John Ferguson. Convicted in Florida of murdering eight people in 1977 and 1978, which included a 17-year-old girl he had also raped. He was given the death penalty. You can imagine there was significant support in the community for that conviction and that punishment considering the heinous crimes Ferguson committed. His lawyers, however, claimed he had a mental illness and that he should not have been convicted. To many attorneys, not a popular case to take or client to defend. But, one of his attorneys was John Roberts, now the Chief Justice of the Supreme Court of the United States.
Why share these stories about lawyers taking what to some are unpopular cases? Because comments were publicly made this week comparing United States District Court nominee Tom Farr’s representation of Sen. Jesse Helms’ campaign and the North Carolina Legislature on voting cases as “tantamount to Adolf Hitler wreaking havoc among” the Jews, and so he is not qualified to be a judge. Comments such as this are uninformed, divisive and do not have any place in the rational discussion about whether someone is qualified or not to serve as a judge. Whether a nominee is qualified for judicial post should be debated on his or her education, experience, ethical history and overall competence. Not on whether the nominee represented a client who did something someone disagrees with or finds offensive.

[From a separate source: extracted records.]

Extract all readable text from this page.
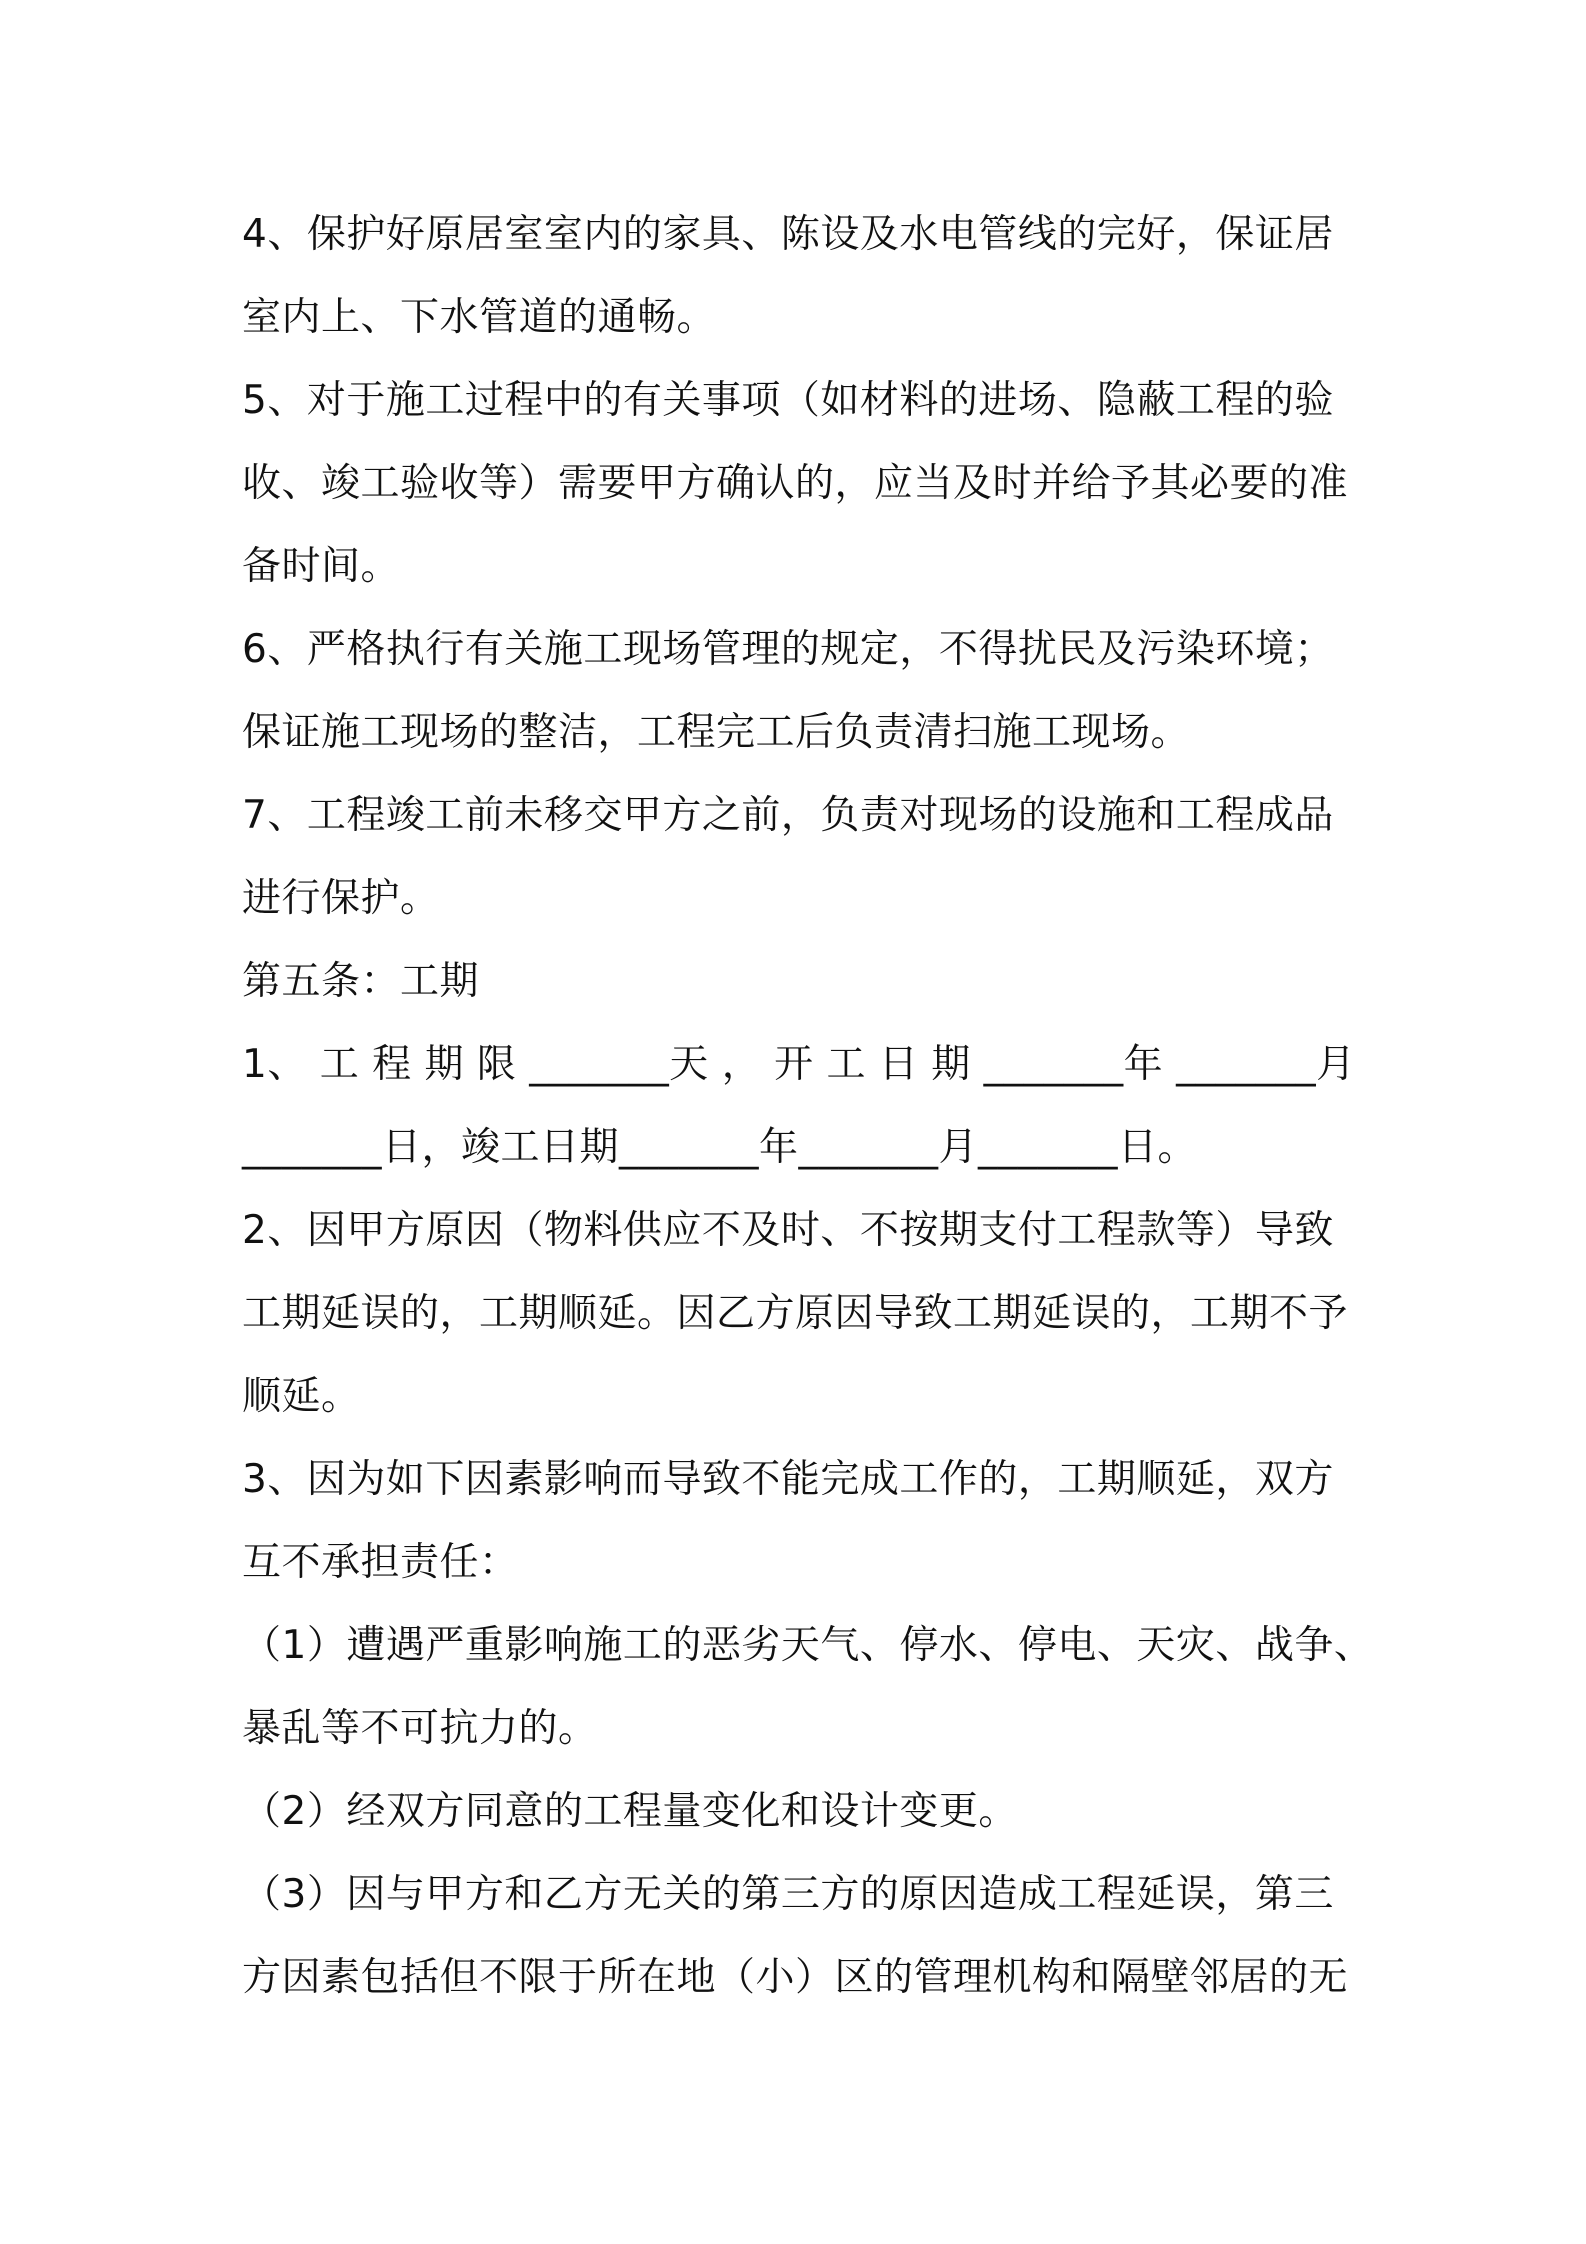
4、保护好原居室室内的家具、陈设及水电管线的完好，保证居
室内上、下水管道的通畅。
5、对于施工过程中的有关事项（如材料的进场、隐蔽工程的验
收、竣工验收等）需要甲方确认的，应当及时并给予其必要的准
备时间。
6、严格执行有关施工现场管理的规定，不得扰民及污染环境；
保证施工现场的整洁，工程完工后负责清扫施工现场。
7、工程竣工前未移交甲方之前，负责对现场的设施和工程成品
进行保护。
第五条：工期
1、 工 程 期 限 _______天 ， 开 工 日 期 _______年 _______月
_______日，竣工日期_______年_______月_______日。
2、因甲方原因（物料供应不及时、不按期支付工程款等）导致
工期延误的，工期顺延。因乙方原因导致工期延误的，工期不予
顺延。
3、因为如下因素影响而导致不能完成工作的，工期顺延，双方
互不承担责任：
（1）遭遇严重影响施工的恶劣天气、停水、停电、天灾、战争、
暴乱等不可抗力的。
（2）经双方同意的工程量变化和设计变更。
（3）因与甲方和乙方无关的第三方的原因造成工程延误，第三
方因素包括但不限于所在地（小）区的管理机构和隔壁邻居的无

One of the primary services a lawyer provides is to be an advocate for his client. The British soldiers charged in the Boston Massacre were entitled to have a lawyer as an advocate. John Ferguson, a man responsible for eight murders, was entitled to have a lawyer as an advocate. Similarly, the North Carolina legislature is entitled to have a lawyer act as advocate when legislation it passes is challenged in court.

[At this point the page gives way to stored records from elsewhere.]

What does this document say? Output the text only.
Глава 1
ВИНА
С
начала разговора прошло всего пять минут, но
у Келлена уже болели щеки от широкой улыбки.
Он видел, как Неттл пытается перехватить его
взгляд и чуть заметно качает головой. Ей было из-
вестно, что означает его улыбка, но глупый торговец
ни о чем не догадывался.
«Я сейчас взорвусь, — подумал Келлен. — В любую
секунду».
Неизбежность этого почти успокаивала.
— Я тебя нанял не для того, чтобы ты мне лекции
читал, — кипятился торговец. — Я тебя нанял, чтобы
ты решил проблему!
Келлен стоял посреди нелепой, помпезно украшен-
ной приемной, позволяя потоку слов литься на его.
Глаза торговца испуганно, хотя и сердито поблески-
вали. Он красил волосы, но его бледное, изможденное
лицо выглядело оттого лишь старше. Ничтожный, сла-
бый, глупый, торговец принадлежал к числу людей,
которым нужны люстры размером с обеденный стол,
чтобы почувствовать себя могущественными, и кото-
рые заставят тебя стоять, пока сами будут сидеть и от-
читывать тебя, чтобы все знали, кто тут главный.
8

And, while those British soldiers and Mr. Ferguson may have committed unlawful and troubling acts, the lawyers who represented them did not commit those acts, but merely acted as their advocates in court. While Tom Farr’s representation of Helms’ campaign or the legislature in voting cases may concern issues distasteful and offensive to some, such legal work does not equate to Hitler’s murder of the Jews nor should it alone disqualify Farr from being considered for the position of United States District Court judge.

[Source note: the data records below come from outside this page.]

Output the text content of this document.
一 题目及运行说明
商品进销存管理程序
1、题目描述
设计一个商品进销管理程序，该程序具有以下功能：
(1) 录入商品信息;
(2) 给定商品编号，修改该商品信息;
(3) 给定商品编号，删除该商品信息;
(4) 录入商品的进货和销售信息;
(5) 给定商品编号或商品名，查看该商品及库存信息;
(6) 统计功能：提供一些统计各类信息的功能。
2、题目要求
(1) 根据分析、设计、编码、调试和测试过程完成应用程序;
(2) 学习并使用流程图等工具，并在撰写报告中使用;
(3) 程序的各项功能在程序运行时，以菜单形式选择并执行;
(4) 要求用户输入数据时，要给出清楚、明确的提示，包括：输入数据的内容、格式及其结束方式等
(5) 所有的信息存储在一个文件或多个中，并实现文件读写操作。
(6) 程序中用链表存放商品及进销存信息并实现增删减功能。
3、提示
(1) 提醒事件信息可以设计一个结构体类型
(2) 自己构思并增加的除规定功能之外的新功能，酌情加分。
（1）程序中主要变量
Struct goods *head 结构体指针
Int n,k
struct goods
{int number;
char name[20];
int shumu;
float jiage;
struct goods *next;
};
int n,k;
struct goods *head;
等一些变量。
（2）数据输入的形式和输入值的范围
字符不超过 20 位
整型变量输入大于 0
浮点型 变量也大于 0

The American Board of Trial Advocates (ABOTA) is a national nonpartisan organization consisting of equal balance of plaintiff and defense lawyers who regularly interact with our federal and state judiciary. We object to comments seeking to politicize the consideration of judicial nominees. We believe nominees should be evaluated in a manner that assures we have well-trained, qualified, experienced, neutral and independent judges. Political attacks that distort a nominee’s record have no legitimate role in the consideration of individuals nominated for judicial positions. Injecting politics into the judicial nomination process erodes public confidence in our judiciary.
We have objected to attack ads against N.C. Supreme Court Justice Robin Hudson based on her dissent in a sexual predator case. We objected to President Trump’s attacks on the judiciary over rulings in immigration cases. We objected to the state legislature’s recent actions, which we felt infringed on the independence of our judiciary. Now, we object to public attacks on lawyers for simply representing clients whose legislative acts are ones with which some of our citizens disagree.
ABOTA is dedicated to preserving a fair and impartial judiciary and the right to a trial by jury. However, comments comparing a judicial nominee to Hitler threaten to harm the fairness of court proceedings, should this nominee be affirmed. The evaluation of a judicial nominees should rise or fall on their qualifications and their ability to adhere to legal precedent and not to special interests or political pressure.
Nick Ellis is the immediate past president of the Eastern N.C. Chapter of the American Board of Trial Advocates. Carlos Mahoney is the current president.